Investigations of intrinsic abnormalities in DNA-specific B lymphocytes from autoimmune mice.

In murine models of systemic lupus erythematosus and in many humans with SLE, antibodies against native DNA (dsDNA) are a major contributor to the pathogenesis of the disease. Loss of self-tolerance to the DNA antigen may be associated with B-cell defects or regulatory cell dysfunction. We have developed B-cell lines with specificity for the antigen DNA, from both the autoimmune BWF1 mouse strain and from the non-autoimmune BALB/c strain, to use in the investigation of inherent B-cell defects in autoimmunity.

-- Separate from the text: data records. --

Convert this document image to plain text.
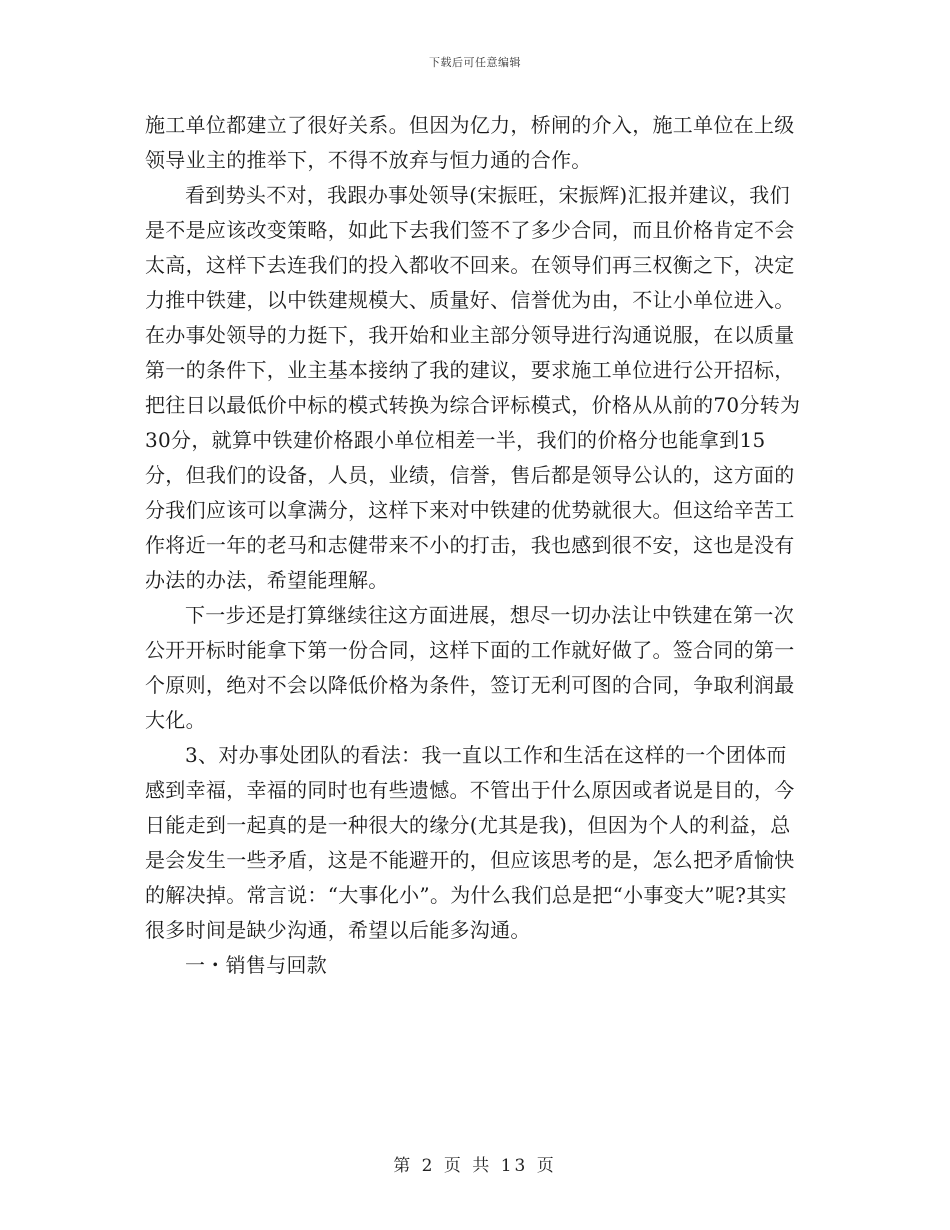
下载后可任意编辑

施工单位都建立了很好关系。但因为亿力，桥闸的介入，施工单位在上级领导业主的推举下，不得不放弃与恒力通的合作。

看到势头不对，我跟办事处领导(宋振旺，宋振辉)汇报并建议，我们是不是应该改变策略，如此下去我们签不了多少合同，而且价格肯定不会太高，这样下去连我们的投入都收不回来。在领导们再三权衡之下，决定力推中铁建，以中铁建规模大、质量好、信誉优为由，不让小单位进入。在办事处领导的力挺下，我开始和业主部分领导进行沟通说服，在以质量第一的条件下，业主基本接纳了我的建议，要求施工单位进行公开招标，把往日以最低价中标的模式转换为综合评标模式，价格从从前的70分转为30分，就算中铁建价格跟小单位相差一半，我们的价格分也能拿到15分，但我们的设备，人员，业绩，信誉，售后都是领导公认的，这方面的分我们应该可以拿满分，这样下来对中铁建的优势就很大。但这给辛苦工作将近一年的老马和志健带来不小的打击，我也感到很不安，这也是没有办法的办法，希望能理解。

下一步还是打算继续往这方面进展，想尽一切办法让中铁建在第一次公开开标时能拿下第一份合同，这样下面的工作就好做了。签合同的第一个原则，绝对不会以降低价格为条件，签订无利可图的合同，争取利润最大化。

3、对办事处团队的看法：我一直以工作和生活在这样的一个团体而感到幸福，幸福的同时也有些遗憾。不管出于什么原因或者说是目的，今日能走到一起真的是一种很大的缘分(尤其是我)，但因为个人的利益，总是会发生一些矛盾，这是不能避开的，但应该思考的是，怎么把矛盾愉快的解决掉。常言说：“大事化小”。为什么我们总是把“小事变大”呢?其实很多时间是缺少沟通，希望以后能多沟通。

一・销售与回款

第 2 页 共 13 页
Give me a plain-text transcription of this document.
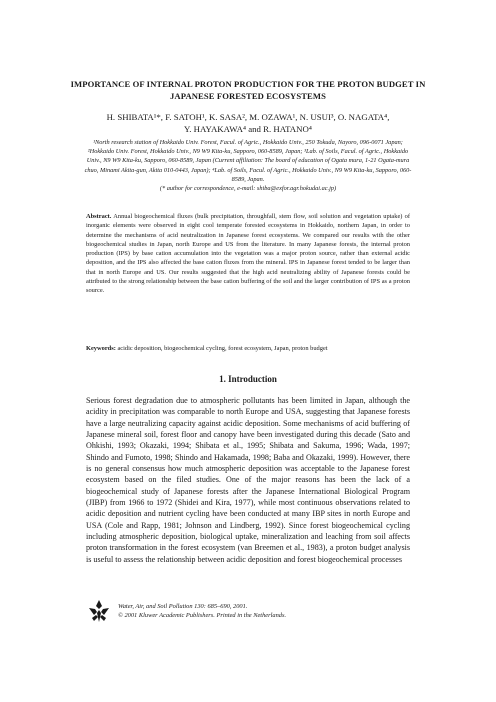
IMPORTANCE OF INTERNAL PROTON PRODUCTION FOR THE PROTON BUDGET IN JAPANESE FORESTED ECOSYSTEMS
H. SHIBATA¹*, F. SATOH¹, K. SASA², M. OZAWA¹, N. USUI³, O. NAGATA⁴,
Y. HAYAKAWA⁴ and R. HATANO⁴
¹North research station of Hokkaido Univ. Forest, Facul. of Agric., Hokkaido Univ., 250 Tokuda, Nayoro, 096-0071 Japan; ²Hokkaido Univ. Forest, Hokkaido Univ., N9 W9 Kita-ku, Sapporo, 060-8589, Japan; ³Lab. of Soils, Facul. of Agric., Hokkaido Univ., N9 W9 Kita-ku, Sapporo, 060-8589, Japan (Current affiliation: The board of education of Ogata mura, 1-21 Ogata-mura chuo, Minami Akita-gun, Akita 010-0443, Japan); ⁴Lab. of Soils, Facul. of Agric., Hokkaido Univ., N9 W9 Kita-ku, Sapporo, 060-8589, Japan.
(* author for correspondence, e-mail: shiba@exfor.agr.hokudai.ac.jp)
Abstract. Annual biogeochemical fluxes (bulk precipitation, throughfall, stem flow, soil solution and vegetation uptake) of inorganic elements were observed in eight cool temperate forested ecosystems in Hokkaido, northern Japan, in order to determine the mechanisms of acid neutralization in Japanese forest ecosystems. We compared our results with the other biogeochemical studies in Japan, north Europe and US from the literature. In many Japanese forests, the internal proton production (IPS) by base cation accumulation into the vegetation was a major proton source, rather than external acidic deposition, and the IPS also affected the base cation fluxes from the mineral. IPS in Japanese forest tended to be larger than that in north Europe and US. Our results suggested that the high acid neutralizing ability of Japanese forests could be attributed to the strong relationship between the base cation buffering of the soil and the larger contribution of IPS as a proton source.
Keywords: acidic deposition, biogeochemical cycling, forest ecosystem, Japan, proton budget
1. Introduction
Serious forest degradation due to atmospheric pollutants has been limited in Japan, although the acidity in precipitation was comparable to north Europe and USA, suggesting that Japanese forests have a large neutralizing capacity against acidic deposition. Some mechanisms of acid buffering of Japanese mineral soil, forest floor and canopy have been investigated during this decade (Sato and Ohkishi, 1993; Okazaki, 1994; Shibata et al., 1995; Shibata and Sakuma, 1996; Wada, 1997; Shindo and Fumoto, 1998; Shindo and Hakamada, 1998; Baba and Okazaki, 1999). However, there is no general consensus how much atmospheric deposition was acceptable to the Japanese forest ecosystem based on the filed studies. One of the major reasons has been the lack of a biogeochemical study of Japanese forests after the Japanese International Biological Program (JIBP) from 1966 to 1972 (Shidei and Kira, 1977), while most continuous observations related to acidic deposition and nutrient cycling have been conducted at many IBP sites in north Europe and USA (Cole and Rapp, 1981; Johnson and Lindberg, 1992). Since forest biogeochemical cycling including atmospheric deposition, biological uptake, mineralization and leaching from soil affects proton transformation in the forest ecosystem (van Breemen et al., 1983), a proton budget analysis is useful to assess the relationship between acidic deposition and forest biogeochemical processes
Water, Air, and Soil Pollution 130: 685–690, 2001.
© 2001 Kluwer Academic Publishers. Printed in the Netherlands.
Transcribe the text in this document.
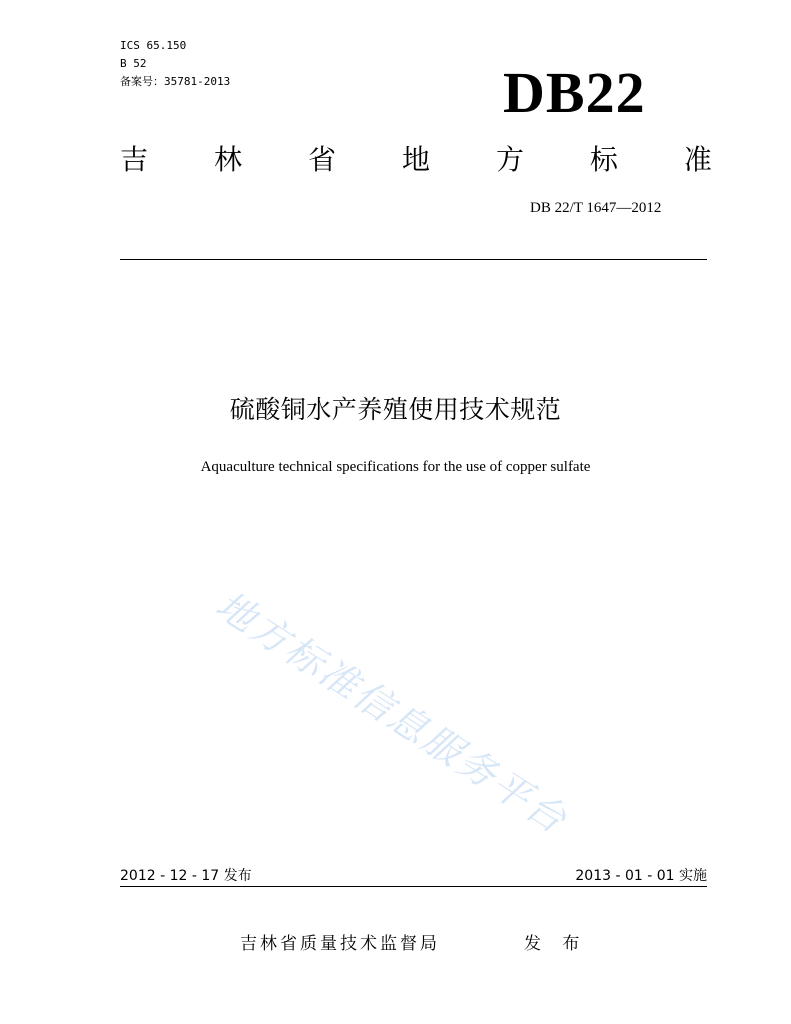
ICS 65.150
B 52
备案号：35781-2013	DB22
吉 林 省 地 方 标 准
DB 22/T 1647—2012
硫酸铜水产养殖使用技术规范
Aquaculture technical specifications for the use of copper sulfate
地方标准信息服务平台
2012 - 12 - 17 发布	2013 - 01 - 01 实施
吉林省质量技术监督局	发 布
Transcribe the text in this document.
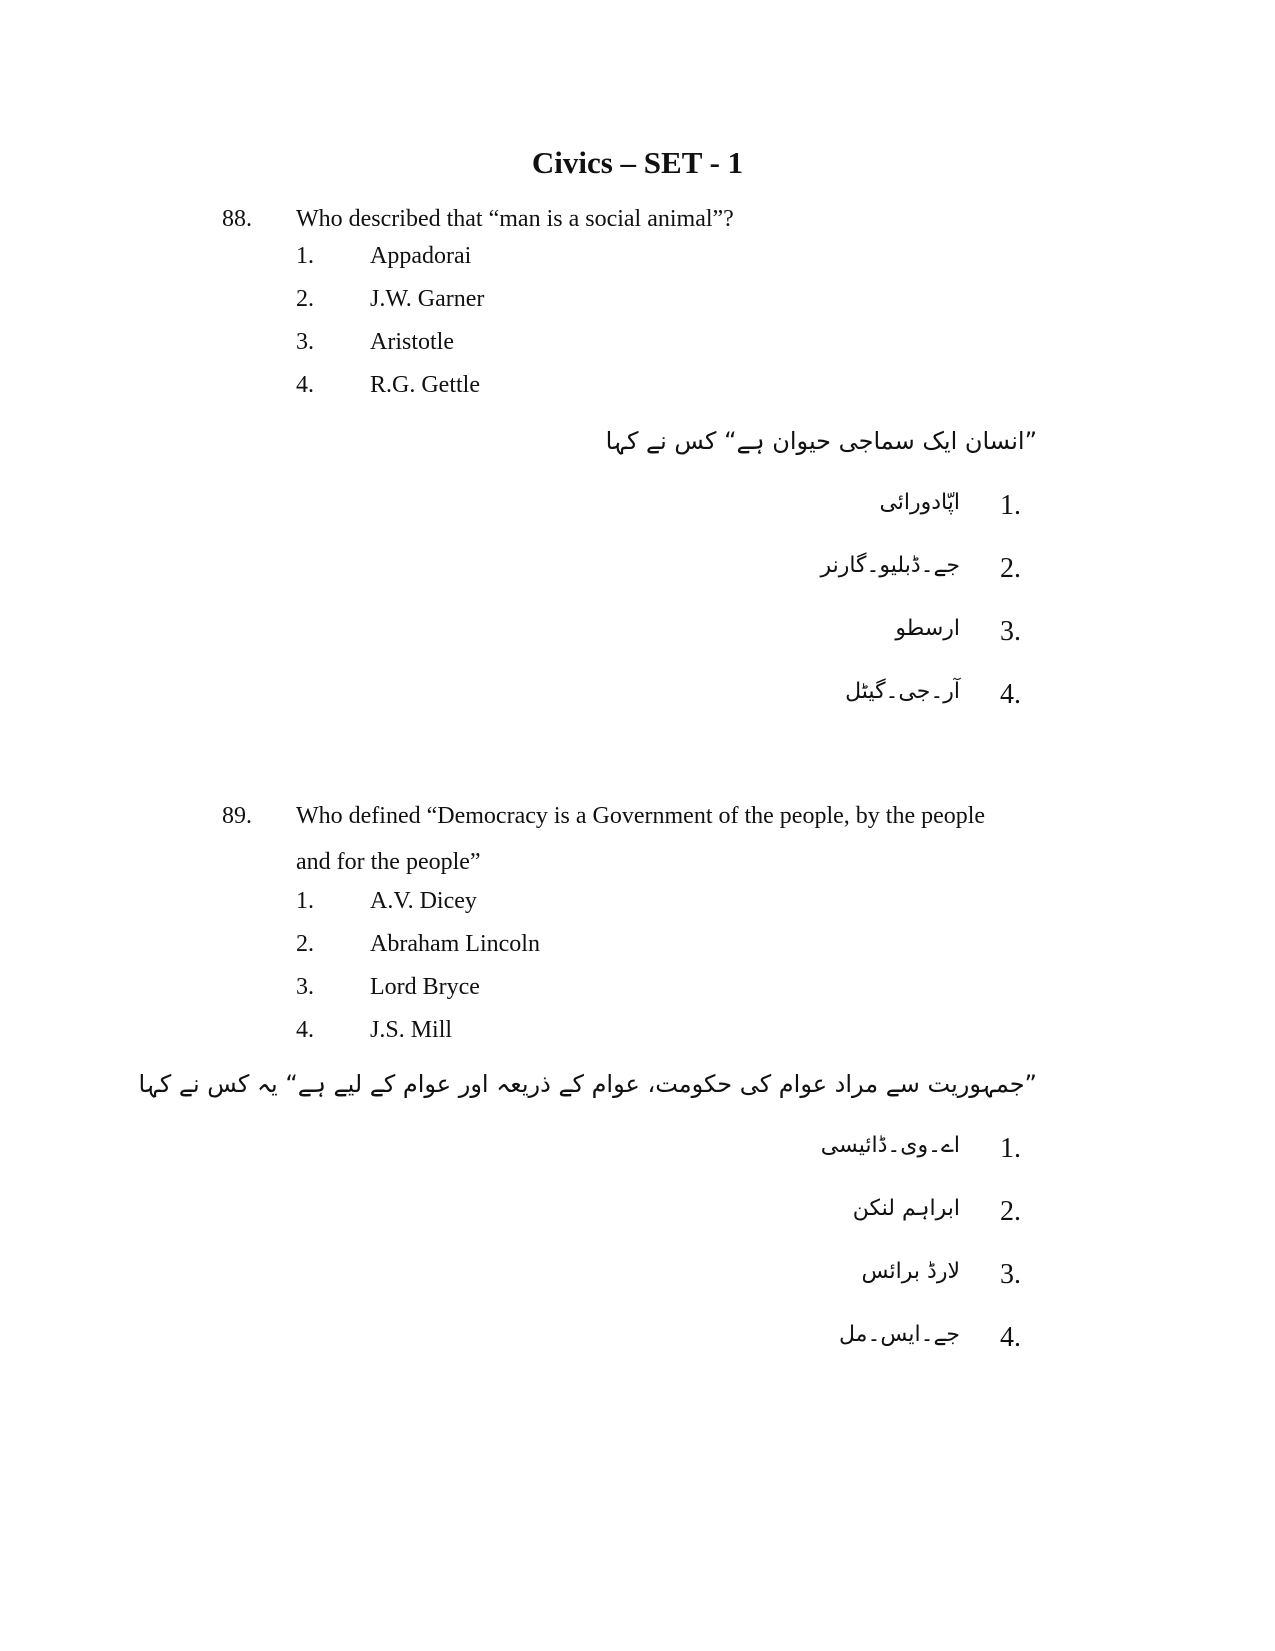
Civics – SET - 1
88. Who described that “man is a social animal”?
1. Appadorai
2. J.W. Garner
3. Aristotle
4. R.G. Gettle
”انسان ایک سماجی حیوان ہے“ کس نے کہا
1.
اپّادورائی
2.
جے۔ڈبلیو۔گارنر
3.
ارسطو
4.
آر۔جی۔گیٹل
89. Who defined “Democracy is a Government of the people, by the people and for the people”
1. A.V. Dicey
2. Abraham Lincoln
3. Lord Bryce
4. J.S. Mill
”جمہوریت سے مراد عوام کی حکومت، عوام کے ذریعہ اور عوام کے لیے ہے“ یہ کس نے کہا
1.
اے۔وی۔ڈائیسی
2.
ابراہم لنکن
3.
لارڈ برائس
4.
جے۔ایس۔مل
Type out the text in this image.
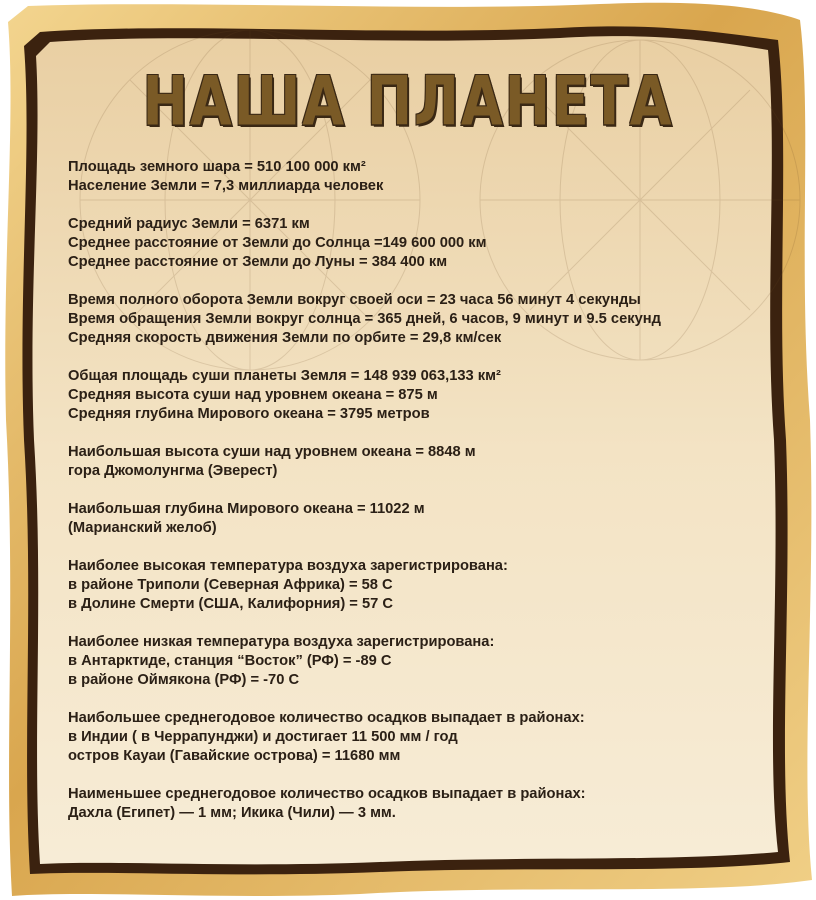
НАША ПЛАНЕТА
Площадь земного шара = 510 100 000 км²
Население Земли = 7,3 миллиарда человек
Средний радиус Земли = 6371 км
Среднее расстояние от Земли до Солнца =149 600 000 км
Среднее расстояние от Земли до Луны = 384 400 км
Время полного оборота Земли вокруг своей оси = 23 часа 56 минут 4 секунды
Время обращения Земли вокруг солнца = 365 дней, 6 часов, 9 минут и 9.5 секунд
Средняя скорость движения Земли по орбите = 29,8 км/сек
Общая площадь суши планеты Земля = 148 939 063,133 км²
Средняя высота суши над уровнем океана = 875 м
Средняя глубина Мирового океана = 3795 метров
Наибольшая высота суши над уровнем океана = 8848 м
гора Джомолунгма (Эверест)
Наибольшая глубина Мирового океана = 11022 м
(Марианский желоб)
Наиболее высокая температура воздуха зарегистрирована:
в районе Триполи (Северная Африка) = 58 С
в Долине Смерти (США, Калифорния) = 57 С
Наиболее низкая температура воздуха зарегистрирована:
в Антарктиде, станция “Восток” (РФ) = -89 С
в районе Оймякона (РФ) = -70 С
Наибольшее среднегодовое количество осадков выпадает в районах:
в Индии ( в Черрапунджи) и достигает 11 500 мм / год
остров Кауаи (Гавайские острова) = 11680 мм
Наименьшее среднегодовое количество осадков выпадает в районах:
Дахла (Египет) — 1 мм; Икика (Чили) — 3 мм.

Six BWF1 cell lines and five BALB/c cell lines which are free of Thy1.2+ cells and esterase positive cells, and have between 35 and 89% rosetting with dsDNA-SRBC targets, have been propagated in vitro for 24-36 months. The cells are non-malignant, growth-factor dependent and have no antigen or mitogen in the growth medium. Lyt-1 positive cells are found in the cell lines, but Lyt-1 negative cells are also present. They respond to the antigen DNA-HRBC when EL-4 supernatant is present in culture, and the peak of the plaque-forming cell (PFC) response is the same for both strains. When cells from both strains are cultured with varying amounts of T-cell factors, there is no difference in spontaneous antibody-forming cell (AFC) formation or in response to anti-mu stimulation between BWF1 and BALB/c strains. BALB/c spleen cells do not respond to DNA-HRBC in this culture system, but BWF1 spleen cells, as well as cell line cells from both strains, respond to this antigen. T cells from non-responding BALB/c spleen and responding BWF1 spleen are able to suppress the immune response to DNA-HRBC of cell line B cells from both strains. Propagating B-cell lines in the presence of DNA for 2 weeks stimulates BWF1 cell line cells, but suppresses the response of BALB/c cell lines to antigen.